In MotoGP

Valentino Rossi ha corso ieri a Valencia la sua ultima gara in MotoGP. È la fine di una carriera straordinaria, ma anche di un incredibile capitolo di storia di questo Paese e di questo sport. A cui non si riesce a non guardare indietro con gioia e orgoglio.

Chi fa questo mestiere non può esimersi oggi dallo scrivere queste righe. Anche se questo non è un giornale sportivo, anche se gli spettri della SEO lo sconsigliano, anche se tutto questo cadrà -immancabilmente- in un enorme fuoco fatuo in cui per alcuni giorni si confonderanno ragione e leggenda. Anche se non si capisce se è riverenza o rispetto, bellezza o amor proprio, cavalleria o già malinconia.

Si scrivono queste righe come si scrive l’ultima lettera alla fine di un bel viaggio, come si fa l’ultima foto ricordo prima di tornare dalle vacanze, come si manda l’ultima email prima di chiudere il computer e andare per sempre a lavorare da un’altra parte. 

È facile oggi cadere nei sentimentalismi, aprire il cassetto dei ricordi e cavar fuori un aneddoto. Tutti, d’altronde, hanno una storia su Valentino Rossi. Come quella volta in discoteca con Cesare Cremonini, o quell’altra volta che a Tavullia era lì a mangiare la pizza con tutti i ragazzi di sempre o quando a momenti investe quel tizio nel paddock con il motorino. Nessuna di queste storie è necessariamente vera o falsa, ma neppure importa: tutti hanno una storia perchè questo è il loro modo di sentirsi un po’ più vicini a qualcosa che sa di leggenda.

Con l’addio di Valentino alle due ruote -peraltro con la sua gara migliore dell’anno- si chiude non solo un capitolo, ma un pezzo di storia del motorsport. Al netto dei numeri, che sono chiaramente straordinari ma non completano la narrativa attorno al 46, Rossi ha avuto il grandissimo merito di essere il più emerito interprete di uno sport che per un ventennio abbondante in lui si è riconosciuto e immedesimato. Mai nessun atleta ha avuto lo stesso, simmetrico e perfetto grado di sovrapposizione che Valentino ha avuto con il motociclismo. 
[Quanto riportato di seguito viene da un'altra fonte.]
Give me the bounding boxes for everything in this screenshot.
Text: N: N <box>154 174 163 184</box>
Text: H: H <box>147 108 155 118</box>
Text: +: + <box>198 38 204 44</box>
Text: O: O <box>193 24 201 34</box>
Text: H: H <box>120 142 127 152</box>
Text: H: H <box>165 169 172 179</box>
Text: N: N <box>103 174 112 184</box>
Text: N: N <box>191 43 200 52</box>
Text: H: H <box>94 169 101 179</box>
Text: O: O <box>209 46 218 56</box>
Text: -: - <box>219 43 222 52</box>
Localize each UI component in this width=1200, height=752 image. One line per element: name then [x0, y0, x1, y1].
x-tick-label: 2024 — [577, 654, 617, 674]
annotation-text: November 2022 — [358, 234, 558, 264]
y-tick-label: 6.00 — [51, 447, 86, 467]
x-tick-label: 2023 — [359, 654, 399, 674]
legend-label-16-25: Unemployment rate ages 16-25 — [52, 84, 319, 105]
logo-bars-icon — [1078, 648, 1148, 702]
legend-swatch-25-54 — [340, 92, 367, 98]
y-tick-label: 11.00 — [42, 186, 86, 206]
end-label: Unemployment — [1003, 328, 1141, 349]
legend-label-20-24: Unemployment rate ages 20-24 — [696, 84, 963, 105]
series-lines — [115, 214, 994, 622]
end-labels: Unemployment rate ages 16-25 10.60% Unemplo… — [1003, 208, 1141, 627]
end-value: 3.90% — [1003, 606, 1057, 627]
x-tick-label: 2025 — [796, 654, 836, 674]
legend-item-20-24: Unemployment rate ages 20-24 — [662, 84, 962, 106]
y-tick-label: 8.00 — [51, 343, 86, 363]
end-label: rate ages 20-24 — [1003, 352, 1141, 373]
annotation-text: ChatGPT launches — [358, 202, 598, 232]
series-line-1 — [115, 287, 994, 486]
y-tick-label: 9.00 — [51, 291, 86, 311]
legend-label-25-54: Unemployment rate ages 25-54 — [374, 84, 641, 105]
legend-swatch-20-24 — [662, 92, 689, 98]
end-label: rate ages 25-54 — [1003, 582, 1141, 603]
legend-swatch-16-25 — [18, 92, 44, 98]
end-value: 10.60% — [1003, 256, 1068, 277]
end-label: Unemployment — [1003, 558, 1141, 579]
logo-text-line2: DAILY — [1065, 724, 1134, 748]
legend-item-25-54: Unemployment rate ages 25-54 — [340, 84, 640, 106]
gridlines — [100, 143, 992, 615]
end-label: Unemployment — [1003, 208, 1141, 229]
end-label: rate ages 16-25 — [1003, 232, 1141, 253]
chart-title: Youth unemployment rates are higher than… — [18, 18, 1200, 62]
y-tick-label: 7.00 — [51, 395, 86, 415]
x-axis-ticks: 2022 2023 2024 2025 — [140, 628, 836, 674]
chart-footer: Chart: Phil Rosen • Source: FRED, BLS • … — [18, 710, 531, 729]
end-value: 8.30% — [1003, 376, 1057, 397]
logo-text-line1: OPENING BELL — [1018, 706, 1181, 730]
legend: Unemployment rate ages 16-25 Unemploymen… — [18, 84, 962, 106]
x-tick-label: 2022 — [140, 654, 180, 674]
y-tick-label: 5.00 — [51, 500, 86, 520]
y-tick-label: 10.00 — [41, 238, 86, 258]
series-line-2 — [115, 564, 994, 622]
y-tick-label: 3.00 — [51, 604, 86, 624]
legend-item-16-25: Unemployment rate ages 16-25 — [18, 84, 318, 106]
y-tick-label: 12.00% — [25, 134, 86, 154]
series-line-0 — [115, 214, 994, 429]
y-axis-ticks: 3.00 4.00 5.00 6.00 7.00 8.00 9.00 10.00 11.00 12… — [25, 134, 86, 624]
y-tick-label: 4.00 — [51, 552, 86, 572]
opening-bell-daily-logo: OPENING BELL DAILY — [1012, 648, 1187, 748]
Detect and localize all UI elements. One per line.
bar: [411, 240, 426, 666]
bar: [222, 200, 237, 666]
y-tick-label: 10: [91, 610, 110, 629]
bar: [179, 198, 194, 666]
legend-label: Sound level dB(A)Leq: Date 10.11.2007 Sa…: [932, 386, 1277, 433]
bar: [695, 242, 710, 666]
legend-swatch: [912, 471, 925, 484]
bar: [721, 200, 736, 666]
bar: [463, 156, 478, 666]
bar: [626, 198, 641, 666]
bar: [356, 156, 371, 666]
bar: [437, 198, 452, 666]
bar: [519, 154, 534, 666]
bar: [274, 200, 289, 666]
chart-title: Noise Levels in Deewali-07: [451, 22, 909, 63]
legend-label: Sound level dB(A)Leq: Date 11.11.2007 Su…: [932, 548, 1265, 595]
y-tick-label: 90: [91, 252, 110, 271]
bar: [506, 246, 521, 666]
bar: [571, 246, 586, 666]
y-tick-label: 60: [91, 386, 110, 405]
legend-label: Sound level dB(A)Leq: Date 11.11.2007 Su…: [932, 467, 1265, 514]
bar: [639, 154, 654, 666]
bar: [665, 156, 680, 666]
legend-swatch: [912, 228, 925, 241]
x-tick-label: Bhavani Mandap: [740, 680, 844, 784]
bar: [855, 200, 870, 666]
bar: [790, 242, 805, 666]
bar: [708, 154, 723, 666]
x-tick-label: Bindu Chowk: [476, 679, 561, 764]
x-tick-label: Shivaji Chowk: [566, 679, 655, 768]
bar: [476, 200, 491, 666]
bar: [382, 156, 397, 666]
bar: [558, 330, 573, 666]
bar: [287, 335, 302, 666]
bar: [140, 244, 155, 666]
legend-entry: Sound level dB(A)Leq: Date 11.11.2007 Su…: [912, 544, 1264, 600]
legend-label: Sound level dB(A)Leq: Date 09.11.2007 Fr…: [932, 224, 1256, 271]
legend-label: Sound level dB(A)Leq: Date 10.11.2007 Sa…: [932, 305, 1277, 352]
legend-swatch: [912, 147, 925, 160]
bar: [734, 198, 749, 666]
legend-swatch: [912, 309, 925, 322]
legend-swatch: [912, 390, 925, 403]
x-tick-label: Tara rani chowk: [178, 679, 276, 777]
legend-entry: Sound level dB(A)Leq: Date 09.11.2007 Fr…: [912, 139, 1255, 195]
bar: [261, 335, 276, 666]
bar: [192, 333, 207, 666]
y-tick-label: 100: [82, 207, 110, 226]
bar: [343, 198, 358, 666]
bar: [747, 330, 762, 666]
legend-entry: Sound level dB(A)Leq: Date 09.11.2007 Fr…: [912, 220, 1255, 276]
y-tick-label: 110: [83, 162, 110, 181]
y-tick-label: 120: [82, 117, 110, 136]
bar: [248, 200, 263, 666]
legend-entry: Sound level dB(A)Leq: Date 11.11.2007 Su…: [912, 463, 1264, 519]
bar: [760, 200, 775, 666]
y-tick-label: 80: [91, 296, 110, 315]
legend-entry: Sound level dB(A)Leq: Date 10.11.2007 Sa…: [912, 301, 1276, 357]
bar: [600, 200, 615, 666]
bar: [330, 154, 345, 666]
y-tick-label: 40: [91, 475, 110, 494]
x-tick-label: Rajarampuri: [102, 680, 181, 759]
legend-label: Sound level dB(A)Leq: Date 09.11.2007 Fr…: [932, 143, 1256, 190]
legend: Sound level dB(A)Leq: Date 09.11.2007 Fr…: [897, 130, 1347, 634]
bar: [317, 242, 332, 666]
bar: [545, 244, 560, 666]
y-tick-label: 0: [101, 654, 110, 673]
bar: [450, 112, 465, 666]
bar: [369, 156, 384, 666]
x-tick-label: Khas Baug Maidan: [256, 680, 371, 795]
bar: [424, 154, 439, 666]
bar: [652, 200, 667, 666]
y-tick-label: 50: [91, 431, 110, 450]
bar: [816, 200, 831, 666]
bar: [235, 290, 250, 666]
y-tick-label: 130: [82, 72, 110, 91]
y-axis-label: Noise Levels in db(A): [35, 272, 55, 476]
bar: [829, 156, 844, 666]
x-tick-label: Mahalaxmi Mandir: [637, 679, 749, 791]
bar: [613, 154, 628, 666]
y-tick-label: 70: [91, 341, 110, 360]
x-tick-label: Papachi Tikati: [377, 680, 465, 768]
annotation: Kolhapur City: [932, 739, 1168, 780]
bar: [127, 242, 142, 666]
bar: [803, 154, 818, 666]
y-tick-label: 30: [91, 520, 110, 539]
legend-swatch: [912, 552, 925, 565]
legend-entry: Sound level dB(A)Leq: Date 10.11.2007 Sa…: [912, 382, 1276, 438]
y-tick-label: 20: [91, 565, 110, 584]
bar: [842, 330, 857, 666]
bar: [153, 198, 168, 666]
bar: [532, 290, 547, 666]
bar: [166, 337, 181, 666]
Insomma, non è ancora chiaro se sia Rossi ad essere un’icona del motociclismo, o il motociclismo ad essere un’icona di Rossi. Se è vero che Valentino è molto più che uno straordinario interprete di questo sport, è anche vero che la MotoGP è cambiata tanto dal chiassoso, festante ma pure un po’ sgraziato manipolo di scavezzacollo di venticinque anni fa. In questo, i due si sono aiutati, maturando insieme come vecchi amici che si conoscono con le ginocchia sbucciate in cortile e poi son lì, in giacca e cravatta a fare da testimoni al matrimonio l’uno dell’altro.

valentino rossi 2021

Per due decenni, Vale è stata la faccia pubblica di un movimento che ha pazientemente e sapientemente lavorato dietro le quinte, rinnovandosi con furbizia e crescendo con grandi capacità di management. Traghettata dalla popolarità del 46 e consapevole di non doversi preoccupare di tenere alto il fuoco dell’entusiasmo, che a quelli già ci pensava l’uomo di Tavullia, la Dorna ha messo insieme una serie sportiva internazionale, popolarissima, tecnologicamente molto avanzata e proiettata al futuro. Valentino era lì, a prendersi i flash e ad ammansire il leone affamato dei media, lasciando alle strette di mano di Ezpeleta l’espansione del campionato, il lavoro con i broadcaster, il tratteggio di una strategia digitale che per anni hanno reso la MotoGP uno dei cinque campionati più famosi al mondo sui social network.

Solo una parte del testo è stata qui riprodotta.